The **playNano** package handles complete time-series datasets—such as high-speed AFM videos—as unified, time-aware
stacks rather than separate frames. Every step in a processing or analysis pipeline is recorded for full reproducibility
and provenance tracking.

Learn more about the motivation, design, and structure of playNano in the [Introduction](https://derollins.github.io/playNano/main/introduction.html).

**Files read:**
<div align="center">

**`.h5-jpk`, `.jpk`, `.asd`, `.spm`, `.aris`**

</div>

This project requires Python 3.10 - 3.13 and is in development. If you find any issues, please open an issue at:
<https://github.com/derollins/playNano/issues>

Questions?

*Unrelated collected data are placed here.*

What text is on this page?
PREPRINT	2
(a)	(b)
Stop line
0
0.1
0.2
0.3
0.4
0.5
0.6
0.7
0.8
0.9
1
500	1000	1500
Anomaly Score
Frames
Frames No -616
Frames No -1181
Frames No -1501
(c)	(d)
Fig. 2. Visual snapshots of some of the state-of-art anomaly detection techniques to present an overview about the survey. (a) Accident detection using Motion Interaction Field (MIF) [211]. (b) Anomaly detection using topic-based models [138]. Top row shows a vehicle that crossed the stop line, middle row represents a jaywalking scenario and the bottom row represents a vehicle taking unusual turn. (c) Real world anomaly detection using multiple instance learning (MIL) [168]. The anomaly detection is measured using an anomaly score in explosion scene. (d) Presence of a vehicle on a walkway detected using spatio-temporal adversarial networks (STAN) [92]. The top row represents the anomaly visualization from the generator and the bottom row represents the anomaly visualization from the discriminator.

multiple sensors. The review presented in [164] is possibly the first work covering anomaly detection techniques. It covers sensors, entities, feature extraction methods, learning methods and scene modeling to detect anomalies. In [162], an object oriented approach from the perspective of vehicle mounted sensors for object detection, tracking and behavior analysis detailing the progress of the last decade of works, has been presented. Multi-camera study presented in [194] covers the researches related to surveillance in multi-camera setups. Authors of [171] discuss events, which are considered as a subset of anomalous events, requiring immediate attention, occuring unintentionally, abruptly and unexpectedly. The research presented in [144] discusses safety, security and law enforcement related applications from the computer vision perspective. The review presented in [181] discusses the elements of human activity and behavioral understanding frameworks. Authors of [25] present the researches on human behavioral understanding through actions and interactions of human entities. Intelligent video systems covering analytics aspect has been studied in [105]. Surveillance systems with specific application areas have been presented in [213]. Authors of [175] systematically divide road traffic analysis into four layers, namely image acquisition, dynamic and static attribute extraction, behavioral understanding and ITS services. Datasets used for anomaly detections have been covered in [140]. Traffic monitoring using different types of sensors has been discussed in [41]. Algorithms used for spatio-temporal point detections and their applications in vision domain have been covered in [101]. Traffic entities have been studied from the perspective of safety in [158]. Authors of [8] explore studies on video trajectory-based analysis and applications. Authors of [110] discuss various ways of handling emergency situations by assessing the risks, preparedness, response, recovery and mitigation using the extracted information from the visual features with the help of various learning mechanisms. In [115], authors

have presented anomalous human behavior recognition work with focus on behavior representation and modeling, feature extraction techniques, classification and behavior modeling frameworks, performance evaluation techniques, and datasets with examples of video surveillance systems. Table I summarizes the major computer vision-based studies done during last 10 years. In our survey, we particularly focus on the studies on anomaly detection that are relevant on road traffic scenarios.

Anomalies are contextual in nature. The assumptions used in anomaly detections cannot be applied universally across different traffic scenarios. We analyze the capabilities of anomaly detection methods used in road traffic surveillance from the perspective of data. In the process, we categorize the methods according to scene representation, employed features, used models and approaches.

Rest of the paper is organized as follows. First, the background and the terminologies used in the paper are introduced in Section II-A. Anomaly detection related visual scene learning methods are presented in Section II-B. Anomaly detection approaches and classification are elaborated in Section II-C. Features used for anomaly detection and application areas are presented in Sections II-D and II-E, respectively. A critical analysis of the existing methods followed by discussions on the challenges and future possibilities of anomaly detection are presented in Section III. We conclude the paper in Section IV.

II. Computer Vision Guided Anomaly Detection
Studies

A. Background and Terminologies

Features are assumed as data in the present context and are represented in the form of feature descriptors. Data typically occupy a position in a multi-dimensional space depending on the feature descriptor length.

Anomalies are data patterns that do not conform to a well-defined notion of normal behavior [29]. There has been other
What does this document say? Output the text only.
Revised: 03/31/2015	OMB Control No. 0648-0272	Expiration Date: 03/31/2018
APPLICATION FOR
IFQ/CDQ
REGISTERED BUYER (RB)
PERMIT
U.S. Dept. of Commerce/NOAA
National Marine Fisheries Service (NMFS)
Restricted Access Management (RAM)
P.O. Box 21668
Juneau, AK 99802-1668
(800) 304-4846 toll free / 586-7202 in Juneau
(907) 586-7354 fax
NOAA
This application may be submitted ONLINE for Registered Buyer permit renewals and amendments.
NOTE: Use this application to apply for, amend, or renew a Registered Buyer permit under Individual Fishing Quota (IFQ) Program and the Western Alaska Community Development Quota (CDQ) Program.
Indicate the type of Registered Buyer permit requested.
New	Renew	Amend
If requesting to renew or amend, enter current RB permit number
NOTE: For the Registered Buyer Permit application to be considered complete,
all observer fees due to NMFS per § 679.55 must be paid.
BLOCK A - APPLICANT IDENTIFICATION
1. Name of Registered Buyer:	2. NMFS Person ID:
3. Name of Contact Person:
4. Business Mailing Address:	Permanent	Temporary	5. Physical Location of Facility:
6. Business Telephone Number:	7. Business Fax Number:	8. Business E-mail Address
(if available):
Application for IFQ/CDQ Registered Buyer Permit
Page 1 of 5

Email: <d.e.rollins@leeds.ac.uk>

## 📘 Documentation

Full documentation: <https://derollins.github.io/playNano/>

📜 [Changelog](https://derollins.github.io/playNano/main/changelog.html)

---

## ✨ Features

- 📂 **AFM time-series extraction** — reads `.h5-jpk`, `.asd` and `.aris` files, and folders of `.jpk` or `.spm` frames.
- ▶️ **Interactive video viewer** — PySide6-based GUI with playback, z-scale control, and export tools.
- 🪟 **Processing pipeline** — applies filters and masks with full provenance tracking.
- 📏 **Analysis pipeline** — runs detection, clustering, and tracking with reproducible outputs.
- 📩 **Flexible exports** — save data to OME-TIFF, NPZ, HDF5, and annotated videos as GIF, MP4, AVI or a folder
  of PNG files.
- 🎨 **Optimised colormaps** — new perceptually uniform colourmaps for clear and artifact free visualisation, alongside
  traditional AFM colour maps and `matplotlib` defaults.
- 🔌 **Extensible design** — add your own filters or analysis modules as plugins.

---

## 📦 Installation and Dependencies

**Python compatibility:** 3.10 – 3.13

It is recommended to use a virtual environment such as conda to isolate the installation. There
are instructions on how to do this in the docs: [Installation](https://derollins.github.io/playNano/main/installation.html)

If you have [Anaconda](https://anaconda.org/) or [miniconda](https://www.anaconda.com/docs/getting-started/miniconda/install)
installed, open the terminal (or Anaconda PowerShell Prompt on Windows) and create and activate
a new virtual environment.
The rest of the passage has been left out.